Matt Gilbert
October 26, 2021
Capital expenditures (CapEx) are a part of every business’s story. Even so, a few business owners that we’ve worked with didn’t pay close enough attention to how these expenses were booked which made navigating the sale process harder than it had to be. For instance, when responding to buyer inquiries about their CapEx history and projections, they didn’t realize why the business CapEx profile was so important for buyers to understand, forecast, and model. Having witnessed this firsthand on more than one occasion, let me review why buyers are so adamant about modeling CapEx and how sellers might think about these expenses when they start planning a sale of their business.
Many buyers distinguish themselves by only investing in low CapEx-intensive businesses. As I shared in my previous blog, Preparing Yourself and Your Business for Sale, some buyers shy away from businesses that are overly dependent on a continuous infusion of CapEx to fuel growth. Conversely, others seek out heavily CapEx-driven businesses as this profile fits their operating philosophy or cash-deployment strategy. It’s important to know where your business lies on this continuum.
As you know, capital expenditures are the investments a company makes to either grow or maintain business. If an investment - such as a new piece of equipment - will have a useful life greater than one year and its original cost exceeds a predetermined threshold, then the expense is typically “capitalized” over a depreciation period rather than “expensed” as an operating cost incurred in the period it was purchased.
Buyers of businesses need to know what the historical maintenance and investment costs have been so they can predict future maintenance and investment costs based on answers to the following.:
1. Will they continue to operate the business as in the past – with the expectation they’ll achieve the same results?

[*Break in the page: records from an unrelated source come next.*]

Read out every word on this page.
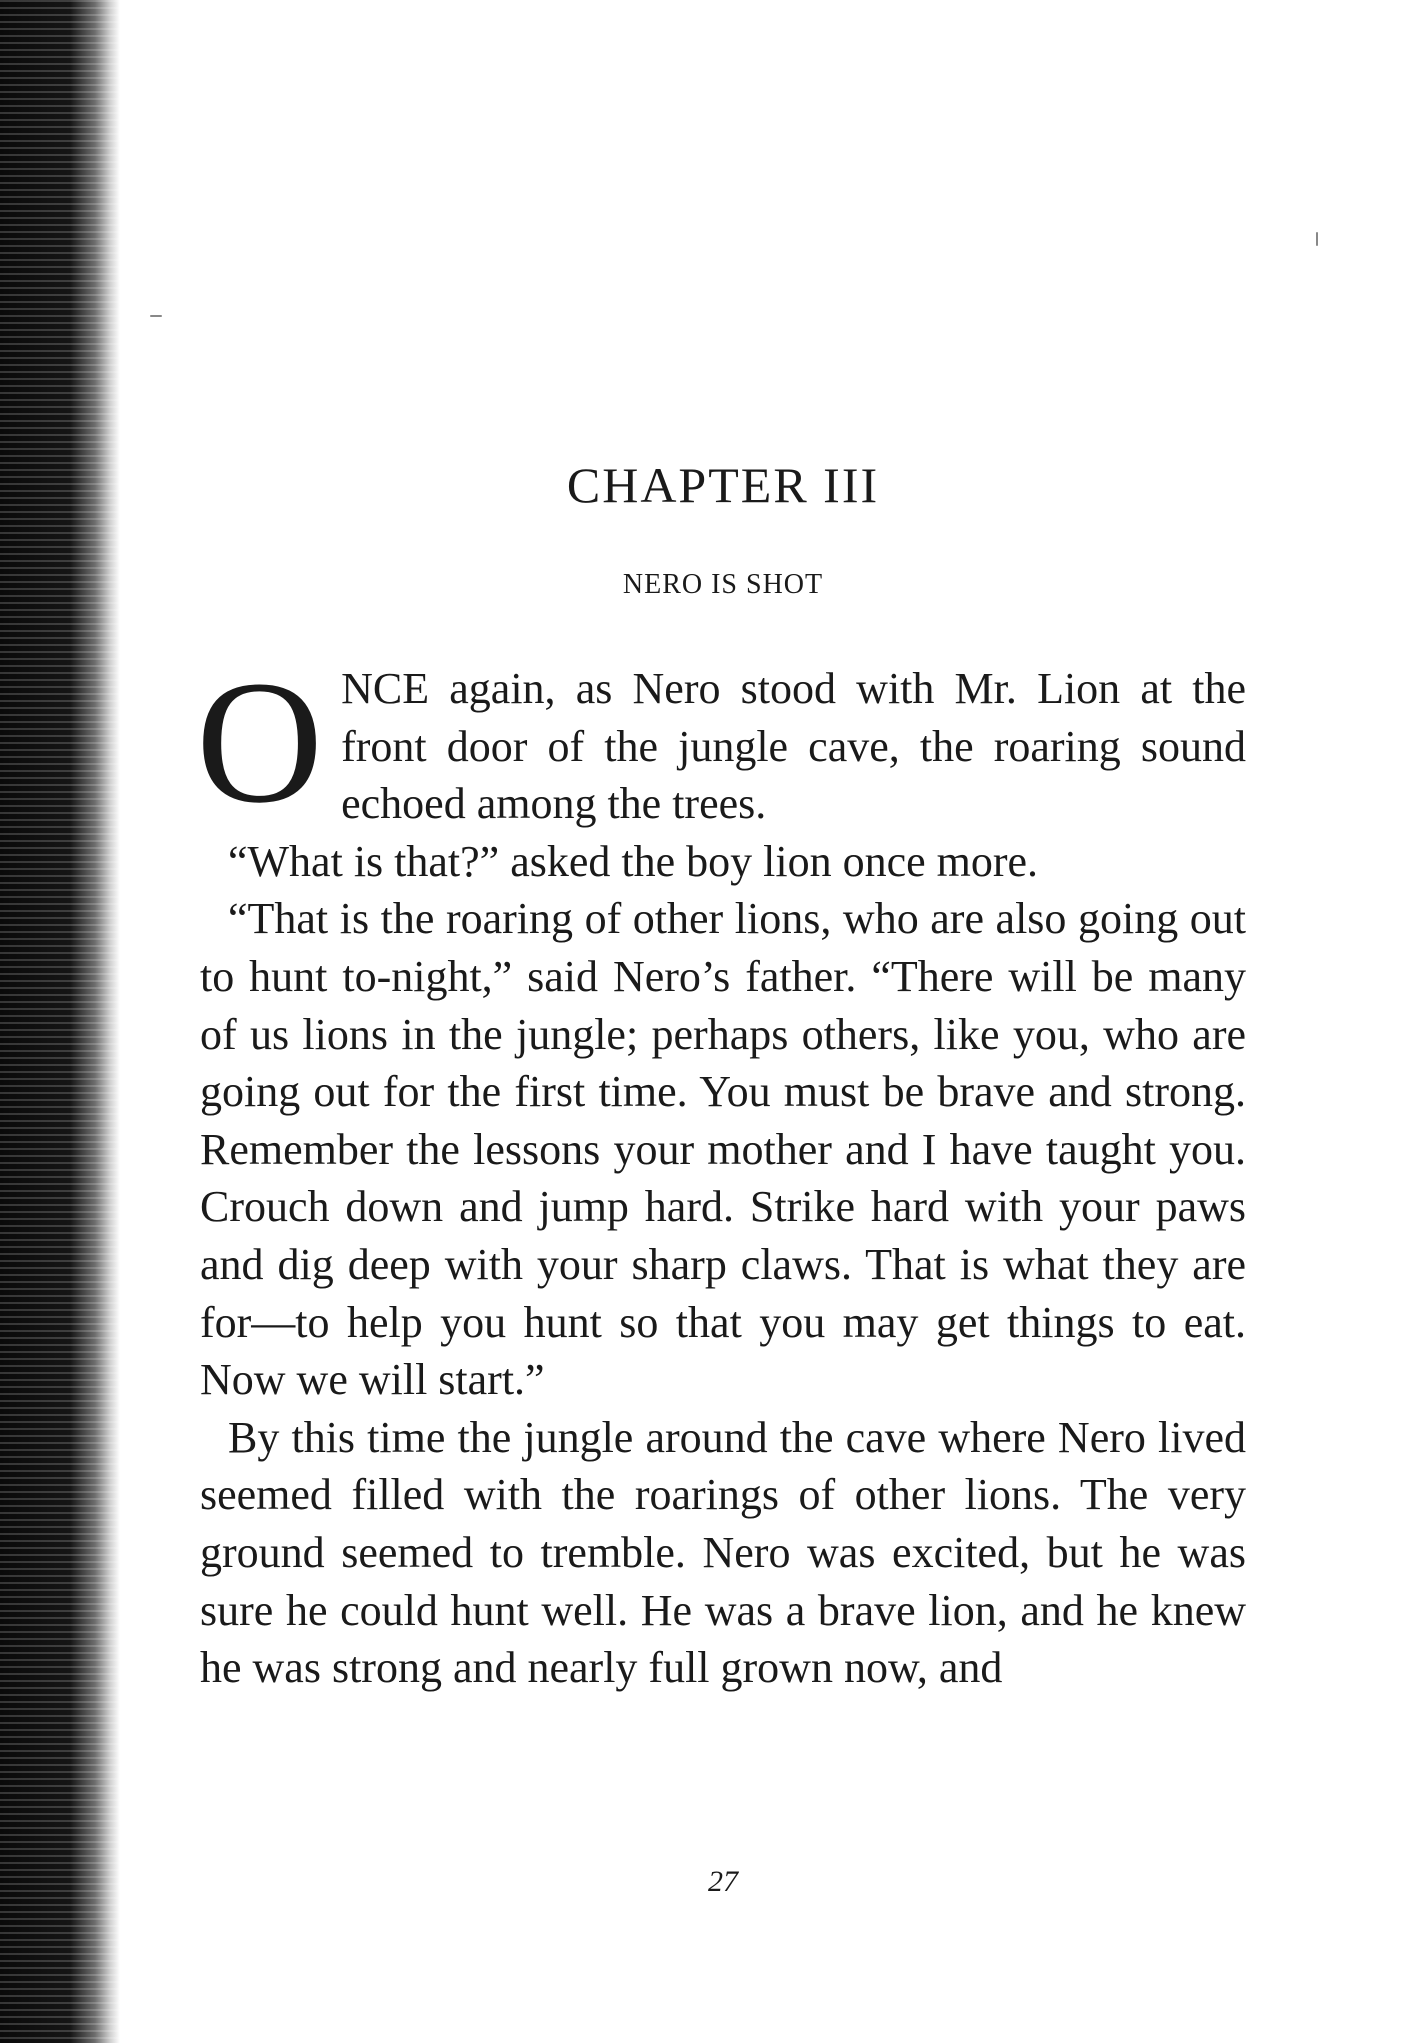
CHAPTER III
NERO IS SHOT

ONCE again, as Nero stood with Mr. Lion at the front door of the jungle cave, the roaring sound echoed among the trees.

“What is that?” asked the boy lion once more.

“That is the roaring of other lions, who are also going out to hunt to-night,” said Nero’s father. “There will be many of us lions in the jungle; perhaps others, like you, who are going out for the first time. You must be brave and strong. Remember the lessons your mother and I have taught you. Crouch down and jump hard. Strike hard with your paws and dig deep with your sharp claws. That is what they are for—to help you hunt so that you may get things to eat. Now we will start.”

By this time the jungle around the cave where Nero lived seemed filled with the roarings of other lions. The very ground seemed to tremble. Nero was excited, but he was sure he could hunt well. He was a brave lion, and he knew he was strong and nearly full grown now, and

27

2. Can they meet business operational needs and keep pace with growth the company is experiencing or forecasting?
3. Should they accelerate or maximize the growth potential of the business – through organic and/or acquired means?
Buyers need to model working capital, dividend expectations, and other treasury management and cash flow functions to determine if they have adequate investment capital and credit available to execute their plans. Factoring tax consequences, cash utilization, and whether investments earmarked for CapEx might be better utilized in other areas are hallmarks of financial engineering that many investors pay close attention to when determining whether they want to purchase a business. Additionally, financial buyers usually prefer the seller to make the investment in the business before a sale so the execution risk is already in play. Lenders, suppliers, customers, and QC inspectors all see a seller’s decisions in a different light than they’ll view decisions made by a new owner. Therefore, it’s often prudent for a seller to continue to make CapEx investments all the way up to just before a sale.
Problems sometimes arise because many sellers no longer have the risk appetite to make large purchases leading up to an exit, but if you need to invest in the business to sustain growth, maintain reliability, or ensure margins, you should do it. If you find yourself within a few years of selling your business and you’re wondering if you should change your strategy regarding investment in the business, wisdom says “operate the business as if it isn’t going to sell.” I can’t stress this point enough!
What a big CapEx investment means to a buyer before the sale of your business:
a. The buyer won’t have to make it – that’s a positive.
b. The buyer’s purchase price will include the asset, and it will be financed as part of the sale.
c. The required operational learning curve and process enhancements will already be in play.
The right buyer will understand the intangible value a seller has created for them by undertaking the expense and integration before handing over control. Therefore, you should confidently operate under the assumption that “if the business needs the investment, you should make it.”
In my experience, making well thought out CapEx investments leading up to a sale sends the message that your business is ready to transition, ready to perform for the new owner, and owned by a wise operator from whom the new owner can learn much.